LEGISLAZIONE E ORGANIZZAZIONE DEI SERVIZI SOCIALI

Docenti: 
MAZZONI FRANCESCO
Crediti: 
6
Sede: 
PARMA
Anno accademico di offerta: 
2019/2020
Responsabile della didattica: 
MAZZONI FRANCESCO
Settore scientifico disciplinare: 
SOCIOLOGIA GENERALE (SPS/07)
Semestre dell'insegnamento: 
Primo Semestre
Lingua di insegnamento: 

ITALIANO

Obiettivi formativi

L'insegnamento si propone di fornire la conoscenza e la padronanza delle fonti più rilevanti della disciplina vigente in materia a partire dai principi costituzionali e dallo studio della Legge 328/2000. Lo studente dovrà essere in grado di utilizzare un adeguato linguaggio tecnico-giuridico, dimostrando una buona capacità di analisi tale da consentire l'efficace applicazione delle norme e dei principi generali al caso concreto.
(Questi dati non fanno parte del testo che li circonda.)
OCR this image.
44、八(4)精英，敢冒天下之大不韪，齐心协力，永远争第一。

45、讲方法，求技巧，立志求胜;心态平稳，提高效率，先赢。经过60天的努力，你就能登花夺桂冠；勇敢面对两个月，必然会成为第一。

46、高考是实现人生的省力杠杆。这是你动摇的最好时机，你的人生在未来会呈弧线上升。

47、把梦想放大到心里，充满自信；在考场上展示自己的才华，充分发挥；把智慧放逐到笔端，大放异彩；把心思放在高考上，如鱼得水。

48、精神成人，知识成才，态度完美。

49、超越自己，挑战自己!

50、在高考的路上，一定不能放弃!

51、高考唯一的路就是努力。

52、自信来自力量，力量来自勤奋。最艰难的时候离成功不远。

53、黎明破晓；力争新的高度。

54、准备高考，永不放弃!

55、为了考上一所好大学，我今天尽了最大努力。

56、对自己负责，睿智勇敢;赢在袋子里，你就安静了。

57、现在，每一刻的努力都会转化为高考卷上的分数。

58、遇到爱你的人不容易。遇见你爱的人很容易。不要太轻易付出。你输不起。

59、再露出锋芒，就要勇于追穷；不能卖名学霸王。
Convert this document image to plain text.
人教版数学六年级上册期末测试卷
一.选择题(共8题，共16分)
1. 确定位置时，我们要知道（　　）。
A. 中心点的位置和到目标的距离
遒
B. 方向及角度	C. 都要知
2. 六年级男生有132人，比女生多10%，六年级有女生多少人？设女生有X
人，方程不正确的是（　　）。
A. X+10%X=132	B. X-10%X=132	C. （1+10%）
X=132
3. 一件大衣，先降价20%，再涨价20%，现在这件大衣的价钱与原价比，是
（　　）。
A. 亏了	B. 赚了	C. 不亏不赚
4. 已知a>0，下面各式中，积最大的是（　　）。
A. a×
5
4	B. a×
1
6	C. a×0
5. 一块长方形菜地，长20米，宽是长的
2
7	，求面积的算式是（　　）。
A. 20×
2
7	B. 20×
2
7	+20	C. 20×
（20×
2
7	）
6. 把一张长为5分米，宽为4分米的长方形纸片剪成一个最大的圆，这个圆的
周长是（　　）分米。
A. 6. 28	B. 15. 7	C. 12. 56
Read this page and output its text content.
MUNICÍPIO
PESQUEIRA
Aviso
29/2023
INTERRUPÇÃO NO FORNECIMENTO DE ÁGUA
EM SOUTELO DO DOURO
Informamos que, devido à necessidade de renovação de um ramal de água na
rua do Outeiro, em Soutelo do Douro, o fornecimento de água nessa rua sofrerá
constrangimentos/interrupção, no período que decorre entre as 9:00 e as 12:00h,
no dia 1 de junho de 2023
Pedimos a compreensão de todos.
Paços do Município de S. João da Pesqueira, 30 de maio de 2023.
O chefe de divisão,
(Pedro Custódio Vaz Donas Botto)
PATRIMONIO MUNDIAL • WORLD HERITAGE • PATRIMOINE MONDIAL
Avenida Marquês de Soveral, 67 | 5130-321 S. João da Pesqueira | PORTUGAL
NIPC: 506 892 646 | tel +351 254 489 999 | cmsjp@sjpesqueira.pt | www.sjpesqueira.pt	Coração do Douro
Contenuti dell'insegnamento

Fondamenti di Diritto Amministrativo. Normativa di riferimento in materia di diritto all'assistenza e di interventi sociali. Organizzazione e riparto delle competenze in materia di progettazione ed erogazione dei servizi sociali. Modalità di gestione e affidamento nell'ambito dei servizi sociali. Forme di coprogettazione e cooperazione fra amministrazioni e soggetti privati, con particolare riguardo al ruolo del privato sociale e dei soggetti del terzo settore.

Programma esteso

PROGRAMMA:

a) principi generali e concetti fondamentali
Lo studio della legislazione e dell’organizzazione dei servizi sociali
non può prescindere da una enunciazione di alcuni concetti fondamentali,
appartenenti soprattutto al diritto amministrativo, ma anche ad altre
discipline giuridiche, che accompagnano ogni forma di disciplina
giuridica specialistica.
Ad esempio, i concetti di ufficio, competenza, procedimento
amministrativo non possono essere trascurati e saranno oggetto della
prima parte del corso.
Alcune lezioni saranno poi dedicate ai principi fondamentali in materia
di servizi sociali, quali risultano evincibili dalla Costituzione e dalla
disciplina, anche generale, dei servizi stessi (L.328/2000).
b) I soggetti e le forme di gestione
L’assistente sociale presta la propria opera nella maggior parte dei casi
come dipendente di organizzazioni, che appartengono a loro volta
all’amministrazione pubblica oppure al cosiddetto “privato sociale”.
In ogni caso, qualunque sia il ruolo svolto dall’assistente sociale,
dovrà necessariamente interagire con i soggetti ora ricordati, dei quali
si ritiene utile acquisire una conoscenza di massima, quanto meno sotto
il profilo organizzativo.
Saranno pertanto trattate l’organizzazione delle Aziende sanitarie, degli
Enti locali e del “privato sociale” (Cooperative sociali, volontariato,
ONLUS, ecc.).
Altro argomento fondamentale di questa sezione è costituito dall’analisi
delle forme di gestione dei servizi sociali, con particolare riferimento
alle forme tradizionali e ormai consolidate, ma anche a quelle innovative
quali l’accreditamento.
c) Gli ambiti di intervento
L’ultima parte del corso è dedicata all’analisi della disciplina relativa
ai principali settori di intervento dei servizi sociali: handicap,
anziani, minori, extracomunitari, malattia mentale, tossicodipendenze.

Bibliografia

Ennio Codini, Alberto Fossati, Silvia A. Frego Luppi, Manuale di Diritto dei Servizi Sociali, G. Giappichelli Editore.

Metodi didattici

L'attività didattica è articolata in lezioni frontali, dedicate alla lettura critica e ragionata dei principali testi normativi, fra i quali la Legge 241/1990, la Legge 328/2000 e le norme costituzionali di riferimento.
Parte delle lezioni sarà dedicata all'esame di casi concreti, a partire dall'analisi di sentenze. In ogni lezione verrà riservato uno spazio adeguato alla discussione e al confronto, con particolare attenzione a momenti riservati al feedback da parte degli studenti.

Modalità verifica apprendimento

L’esame consiste in una prova orale, articolata in almeno tre quesiti finalizzati a verificare:
• La conoscenza e la comprensione dei contenuti del corso
• L’uso di un appropriato linguaggio tecnico-giuridico
• La capacità di applicare i contenuti del corso a specifici casi concreti
La sufficienza sarà raggiunta quando lo Studente avrà mostrato conoscenza, comprensione degli istituti e la capacità di applicare le conoscenze teoriche ai casi concreti.